In this intellectual and social context, a few writers, like the academic at the Prussian university of Halle, Christian Wolff, and the French-Swiss philosophe, Charles Bonnet, began to differentiate psychology as a branch of knowledge. Their interests were philosophical, religious, and moral rather than scientific in the later restricted sense of the term. The Scottish universities taught about the human mind and the formation of character under the rubric of moral philosophy, and they increasingly did so in a manner that separated the subject from theology and hence created more secular ways of thinking about human nature. David Hume's A Treatise of Human Nature, published in 1739–1740, was a work in this vein, though it was too skeptical and un-Christian to attract an audience when published. In London and in prerevolutionary Paris, the reformist Jeremy Bentham developed systematically the opinion that all individual action pursues pleasure or avoids pain, and hence that a calculus of pleasures and pains will make possible a new social order.
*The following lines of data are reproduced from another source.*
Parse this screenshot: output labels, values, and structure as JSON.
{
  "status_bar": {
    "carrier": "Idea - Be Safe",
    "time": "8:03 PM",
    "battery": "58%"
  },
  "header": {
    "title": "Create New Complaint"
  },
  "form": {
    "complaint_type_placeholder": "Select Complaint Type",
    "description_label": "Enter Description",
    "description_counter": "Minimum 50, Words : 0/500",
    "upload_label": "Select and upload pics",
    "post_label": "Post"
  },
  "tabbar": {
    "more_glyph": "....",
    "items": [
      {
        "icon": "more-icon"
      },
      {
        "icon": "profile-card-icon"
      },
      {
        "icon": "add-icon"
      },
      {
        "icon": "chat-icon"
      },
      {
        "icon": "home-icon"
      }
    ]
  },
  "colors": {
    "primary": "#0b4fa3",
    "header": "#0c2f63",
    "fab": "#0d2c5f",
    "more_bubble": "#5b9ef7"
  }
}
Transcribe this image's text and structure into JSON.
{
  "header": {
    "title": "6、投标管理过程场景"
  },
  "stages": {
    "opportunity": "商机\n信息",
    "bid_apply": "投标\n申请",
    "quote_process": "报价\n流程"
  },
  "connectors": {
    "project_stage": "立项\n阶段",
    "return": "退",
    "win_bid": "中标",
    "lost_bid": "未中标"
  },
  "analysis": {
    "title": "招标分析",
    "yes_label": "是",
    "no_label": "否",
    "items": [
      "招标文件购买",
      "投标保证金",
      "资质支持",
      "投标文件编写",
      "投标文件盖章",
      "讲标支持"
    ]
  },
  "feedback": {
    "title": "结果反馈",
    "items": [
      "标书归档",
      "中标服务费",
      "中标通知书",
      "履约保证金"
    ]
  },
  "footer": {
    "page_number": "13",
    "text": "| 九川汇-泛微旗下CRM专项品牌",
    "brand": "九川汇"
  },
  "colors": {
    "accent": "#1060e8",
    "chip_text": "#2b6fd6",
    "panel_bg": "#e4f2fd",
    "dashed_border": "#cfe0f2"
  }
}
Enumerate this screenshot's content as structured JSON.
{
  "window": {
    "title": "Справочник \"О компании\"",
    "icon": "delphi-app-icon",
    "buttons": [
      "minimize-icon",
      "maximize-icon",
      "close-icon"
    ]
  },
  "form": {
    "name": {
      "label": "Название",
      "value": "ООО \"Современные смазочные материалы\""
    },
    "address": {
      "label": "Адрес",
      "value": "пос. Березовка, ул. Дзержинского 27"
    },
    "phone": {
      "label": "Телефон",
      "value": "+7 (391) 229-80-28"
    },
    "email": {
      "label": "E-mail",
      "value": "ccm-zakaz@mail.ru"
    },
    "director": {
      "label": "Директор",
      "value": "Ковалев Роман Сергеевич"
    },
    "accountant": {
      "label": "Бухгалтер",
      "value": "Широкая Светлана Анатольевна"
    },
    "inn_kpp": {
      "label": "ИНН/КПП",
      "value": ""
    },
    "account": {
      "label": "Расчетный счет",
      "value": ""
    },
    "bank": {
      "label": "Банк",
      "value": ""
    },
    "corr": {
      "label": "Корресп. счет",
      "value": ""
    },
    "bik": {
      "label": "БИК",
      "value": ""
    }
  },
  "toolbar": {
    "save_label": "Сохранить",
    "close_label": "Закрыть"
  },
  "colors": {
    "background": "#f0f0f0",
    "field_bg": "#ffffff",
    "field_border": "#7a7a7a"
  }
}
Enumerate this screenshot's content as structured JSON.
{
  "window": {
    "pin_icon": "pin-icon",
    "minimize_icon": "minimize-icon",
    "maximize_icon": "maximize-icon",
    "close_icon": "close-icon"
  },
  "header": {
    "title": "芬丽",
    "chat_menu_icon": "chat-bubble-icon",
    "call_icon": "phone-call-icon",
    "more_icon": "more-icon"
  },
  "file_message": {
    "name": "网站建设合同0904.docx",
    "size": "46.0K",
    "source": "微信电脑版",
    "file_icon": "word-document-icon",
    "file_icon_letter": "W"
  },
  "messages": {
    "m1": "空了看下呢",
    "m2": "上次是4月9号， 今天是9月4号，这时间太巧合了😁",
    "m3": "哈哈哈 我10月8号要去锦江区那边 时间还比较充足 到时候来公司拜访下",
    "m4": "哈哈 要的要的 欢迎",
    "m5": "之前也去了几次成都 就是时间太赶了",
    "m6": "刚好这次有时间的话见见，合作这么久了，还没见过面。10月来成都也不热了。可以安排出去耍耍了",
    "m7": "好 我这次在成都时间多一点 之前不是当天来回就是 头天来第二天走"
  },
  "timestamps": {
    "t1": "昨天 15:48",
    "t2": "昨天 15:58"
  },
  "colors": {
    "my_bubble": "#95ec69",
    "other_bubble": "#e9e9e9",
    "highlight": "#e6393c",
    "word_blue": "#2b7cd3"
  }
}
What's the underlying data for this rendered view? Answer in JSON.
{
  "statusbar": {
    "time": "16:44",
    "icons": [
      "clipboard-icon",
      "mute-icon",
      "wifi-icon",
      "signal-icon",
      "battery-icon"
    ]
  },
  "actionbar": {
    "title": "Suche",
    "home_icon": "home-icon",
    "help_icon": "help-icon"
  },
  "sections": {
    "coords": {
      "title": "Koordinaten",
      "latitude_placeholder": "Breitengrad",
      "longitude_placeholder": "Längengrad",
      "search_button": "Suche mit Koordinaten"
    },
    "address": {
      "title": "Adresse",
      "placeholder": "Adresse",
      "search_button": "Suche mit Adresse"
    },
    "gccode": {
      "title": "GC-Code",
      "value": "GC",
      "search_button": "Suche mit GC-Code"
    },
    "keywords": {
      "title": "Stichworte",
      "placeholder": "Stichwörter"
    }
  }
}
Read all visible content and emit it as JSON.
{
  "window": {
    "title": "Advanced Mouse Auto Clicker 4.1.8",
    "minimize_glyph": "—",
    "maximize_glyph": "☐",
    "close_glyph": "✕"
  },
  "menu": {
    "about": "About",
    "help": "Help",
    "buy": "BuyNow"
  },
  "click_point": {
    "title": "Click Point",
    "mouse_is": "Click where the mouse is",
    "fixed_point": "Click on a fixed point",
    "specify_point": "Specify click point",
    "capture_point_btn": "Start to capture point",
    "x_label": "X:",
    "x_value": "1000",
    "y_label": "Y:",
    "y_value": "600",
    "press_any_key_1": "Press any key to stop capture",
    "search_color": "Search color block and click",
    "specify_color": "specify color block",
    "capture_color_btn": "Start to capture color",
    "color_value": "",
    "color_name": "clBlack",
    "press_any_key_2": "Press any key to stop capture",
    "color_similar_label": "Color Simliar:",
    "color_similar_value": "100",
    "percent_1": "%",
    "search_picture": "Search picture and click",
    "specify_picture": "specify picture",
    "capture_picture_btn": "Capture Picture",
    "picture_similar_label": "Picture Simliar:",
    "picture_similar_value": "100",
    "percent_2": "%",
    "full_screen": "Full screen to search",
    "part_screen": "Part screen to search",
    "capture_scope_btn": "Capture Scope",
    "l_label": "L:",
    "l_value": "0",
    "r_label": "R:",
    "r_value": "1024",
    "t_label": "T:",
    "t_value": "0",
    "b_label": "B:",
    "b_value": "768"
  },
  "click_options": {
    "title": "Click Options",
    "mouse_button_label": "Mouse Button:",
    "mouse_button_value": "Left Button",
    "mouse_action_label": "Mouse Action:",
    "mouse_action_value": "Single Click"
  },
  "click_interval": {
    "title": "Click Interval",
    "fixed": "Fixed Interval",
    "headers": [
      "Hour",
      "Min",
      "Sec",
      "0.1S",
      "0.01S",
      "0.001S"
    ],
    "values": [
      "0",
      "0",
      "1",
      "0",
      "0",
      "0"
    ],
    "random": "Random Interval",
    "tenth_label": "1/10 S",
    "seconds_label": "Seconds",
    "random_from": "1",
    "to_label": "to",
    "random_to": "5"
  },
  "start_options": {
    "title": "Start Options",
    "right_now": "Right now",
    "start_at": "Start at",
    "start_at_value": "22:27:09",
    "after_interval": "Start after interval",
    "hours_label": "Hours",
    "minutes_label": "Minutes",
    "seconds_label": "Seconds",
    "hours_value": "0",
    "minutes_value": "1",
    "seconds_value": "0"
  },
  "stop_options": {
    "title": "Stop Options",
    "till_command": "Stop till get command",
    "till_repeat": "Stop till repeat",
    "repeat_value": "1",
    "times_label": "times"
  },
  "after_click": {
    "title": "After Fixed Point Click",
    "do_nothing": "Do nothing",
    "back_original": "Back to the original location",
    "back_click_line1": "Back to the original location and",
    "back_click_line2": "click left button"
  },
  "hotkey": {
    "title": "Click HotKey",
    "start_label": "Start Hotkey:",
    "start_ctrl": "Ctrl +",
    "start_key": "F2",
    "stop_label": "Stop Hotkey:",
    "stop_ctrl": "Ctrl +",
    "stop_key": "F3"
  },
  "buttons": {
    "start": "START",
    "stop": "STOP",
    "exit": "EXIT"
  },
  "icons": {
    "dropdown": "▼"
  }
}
In the East Prussian center of Königsberg, J. F. Herbart propagated a science of psychology in the service of government in the early nineteenth century. Psychology became differentiated as a branch of knowledge.

Responses to madness and abnormal behavior in the eighteenth century also became less focused on the soul or nonmaterial events and more on the disordered mind. Although it remained common to refer to disordered spirits, Locke's work suggested a view of madness as the wrong working of reflection on experience, a jumbling in the mind of the right order of sensations. Humoral theory continued in practice to underlie much ordinary care, and this was still the case when special homes and asylums for those with mental disorder began to be common in the late eighteenth century. Experience with what, from an educated European perspective, appeared to be abnormal people, gained through travel and encountering different customs, or simply through interacting with children and peasants, sharpened questions about what makes people the way they are. Debates about the origin of language, the state of mankind before civilization, and the effects of education were lively and open-ended, treating psychological ideas as part of discourse about social progress. All this helped shape a modern psychological language; for example, reference to the emotions rather than the passions became common in English in the second half of the eighteenth century.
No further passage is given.